Dès 1997, Michel Barnier avait proposé la délimitation de vingt et une circonscriptions dont l’une aurait représenté les Français de l’étranger. En 2001, notre collègue Hubert Haenel s’était également prononcé en faveur d’une circonscription spécifique. J’ai moi-même proposé il y a quelques mois que les deux sièges supplémentaires attribués à la France pour le Parlement européen grâce à l’entrée en vigueur du traité de Lisbonne reviennent aux représentants des Français de l’étranger. Aucune véritable décision n’a été prise en la matière, et une décision positive serait, me semble-t-il, aussi opportune que légitime.

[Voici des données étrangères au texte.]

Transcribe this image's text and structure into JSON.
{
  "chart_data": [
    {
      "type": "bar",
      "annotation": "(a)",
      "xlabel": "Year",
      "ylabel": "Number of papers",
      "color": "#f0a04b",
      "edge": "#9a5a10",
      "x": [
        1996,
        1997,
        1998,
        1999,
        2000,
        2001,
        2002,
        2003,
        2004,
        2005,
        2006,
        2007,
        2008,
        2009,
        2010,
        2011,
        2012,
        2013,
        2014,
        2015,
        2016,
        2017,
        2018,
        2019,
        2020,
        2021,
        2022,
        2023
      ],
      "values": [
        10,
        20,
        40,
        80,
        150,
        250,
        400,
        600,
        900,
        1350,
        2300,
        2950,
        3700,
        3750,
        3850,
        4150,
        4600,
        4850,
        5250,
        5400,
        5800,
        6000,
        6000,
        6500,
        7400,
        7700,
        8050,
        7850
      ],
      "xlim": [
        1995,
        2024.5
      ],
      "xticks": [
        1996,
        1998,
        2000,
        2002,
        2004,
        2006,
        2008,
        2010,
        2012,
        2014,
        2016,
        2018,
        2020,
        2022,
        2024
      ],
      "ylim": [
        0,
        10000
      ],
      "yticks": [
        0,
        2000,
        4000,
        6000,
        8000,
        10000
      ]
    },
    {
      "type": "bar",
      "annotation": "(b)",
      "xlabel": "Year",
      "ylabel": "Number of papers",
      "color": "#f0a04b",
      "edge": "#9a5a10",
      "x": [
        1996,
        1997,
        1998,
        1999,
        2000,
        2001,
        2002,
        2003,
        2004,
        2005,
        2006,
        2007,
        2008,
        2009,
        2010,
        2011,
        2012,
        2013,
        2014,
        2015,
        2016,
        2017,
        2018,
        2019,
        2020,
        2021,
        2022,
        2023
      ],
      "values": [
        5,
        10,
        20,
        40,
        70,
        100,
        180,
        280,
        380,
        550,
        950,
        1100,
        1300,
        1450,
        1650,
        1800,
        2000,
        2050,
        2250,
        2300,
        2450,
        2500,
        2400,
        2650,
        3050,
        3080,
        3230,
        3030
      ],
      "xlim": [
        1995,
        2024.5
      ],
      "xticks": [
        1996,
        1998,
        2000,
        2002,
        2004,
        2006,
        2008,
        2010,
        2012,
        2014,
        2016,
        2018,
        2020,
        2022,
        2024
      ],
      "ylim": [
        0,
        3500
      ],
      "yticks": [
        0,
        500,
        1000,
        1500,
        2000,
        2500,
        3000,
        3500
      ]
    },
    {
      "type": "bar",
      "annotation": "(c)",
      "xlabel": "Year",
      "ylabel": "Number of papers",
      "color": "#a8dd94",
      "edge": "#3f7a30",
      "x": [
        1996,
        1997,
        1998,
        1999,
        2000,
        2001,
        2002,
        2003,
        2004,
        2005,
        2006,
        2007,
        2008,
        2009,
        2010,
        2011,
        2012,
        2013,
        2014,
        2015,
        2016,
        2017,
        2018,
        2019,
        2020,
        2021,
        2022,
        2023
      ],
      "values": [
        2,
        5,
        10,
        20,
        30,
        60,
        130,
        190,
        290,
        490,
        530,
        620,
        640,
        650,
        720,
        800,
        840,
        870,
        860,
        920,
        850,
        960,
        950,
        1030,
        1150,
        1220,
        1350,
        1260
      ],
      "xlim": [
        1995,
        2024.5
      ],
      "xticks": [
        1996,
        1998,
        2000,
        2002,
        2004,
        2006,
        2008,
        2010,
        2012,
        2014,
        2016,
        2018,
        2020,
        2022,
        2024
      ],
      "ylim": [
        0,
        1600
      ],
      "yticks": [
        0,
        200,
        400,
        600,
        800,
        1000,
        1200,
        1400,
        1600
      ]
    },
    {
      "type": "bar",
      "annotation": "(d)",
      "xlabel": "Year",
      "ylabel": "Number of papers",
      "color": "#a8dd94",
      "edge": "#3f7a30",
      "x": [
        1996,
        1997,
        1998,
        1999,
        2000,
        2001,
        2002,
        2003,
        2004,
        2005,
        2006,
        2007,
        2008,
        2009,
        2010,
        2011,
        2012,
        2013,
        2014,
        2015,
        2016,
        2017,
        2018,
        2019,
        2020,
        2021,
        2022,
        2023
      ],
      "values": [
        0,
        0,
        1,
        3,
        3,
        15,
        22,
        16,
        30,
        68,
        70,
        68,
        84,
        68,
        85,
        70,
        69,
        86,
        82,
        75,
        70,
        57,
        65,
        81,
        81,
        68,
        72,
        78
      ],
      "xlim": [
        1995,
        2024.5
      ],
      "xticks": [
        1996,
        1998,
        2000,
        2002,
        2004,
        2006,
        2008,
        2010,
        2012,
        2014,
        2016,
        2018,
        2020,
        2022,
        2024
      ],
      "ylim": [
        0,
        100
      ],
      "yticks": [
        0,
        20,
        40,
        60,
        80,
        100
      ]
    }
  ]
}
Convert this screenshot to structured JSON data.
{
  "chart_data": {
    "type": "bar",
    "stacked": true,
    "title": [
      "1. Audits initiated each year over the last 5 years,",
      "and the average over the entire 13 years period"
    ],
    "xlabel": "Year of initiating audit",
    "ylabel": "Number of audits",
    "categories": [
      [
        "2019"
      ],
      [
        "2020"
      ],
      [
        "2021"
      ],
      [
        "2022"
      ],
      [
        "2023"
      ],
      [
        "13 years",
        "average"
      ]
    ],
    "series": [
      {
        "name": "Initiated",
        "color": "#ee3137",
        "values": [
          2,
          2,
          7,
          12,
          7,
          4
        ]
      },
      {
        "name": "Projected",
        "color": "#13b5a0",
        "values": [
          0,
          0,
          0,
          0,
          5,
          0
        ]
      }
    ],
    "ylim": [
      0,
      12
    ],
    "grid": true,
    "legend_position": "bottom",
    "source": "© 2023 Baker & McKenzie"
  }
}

Faute de pouvoir obtenir dans un avenir proche une circonscription spécifique, j’ai cosigné la proposition de loi de notre collègue Christian Cointat relative à la participation des Français de l’étranger aux élections au Parlement européen, qui vise à rattacher ces derniers à la circonscription d’Île-de-France. Cette solution aurait l’avantage de pouvoir être rapidement mise en place. Mes chers collègues, la représentation des Français de l’étranger au Parlement européen constitue en effet une urgence !
La vision des pères fondateurs de l’Europe était celle d’une circonscription unique non pas nationale, comme celle qui est défendue dans la présente proposition de loi, mais transnationale, qui supposait une convergence des mentalités et des politiques dont nous sommes malheureusement encore très loin.
La solution hybride d’une circonscription unique nationale apporte de fausses réponses à un vrai problème. Pour donner un nouvel élan à la participation électorale aux élections européennes, il importe de renforcer l’ancrage local des élus. Alors que les Français de l’étranger ont besoin d’être représentés, la liste unique n’a jamais permis l’élection d’un représentant des Français de l’étranger au Parlement européen.
C’est pourquoi je ne voterai pas pour cette proposition de loi.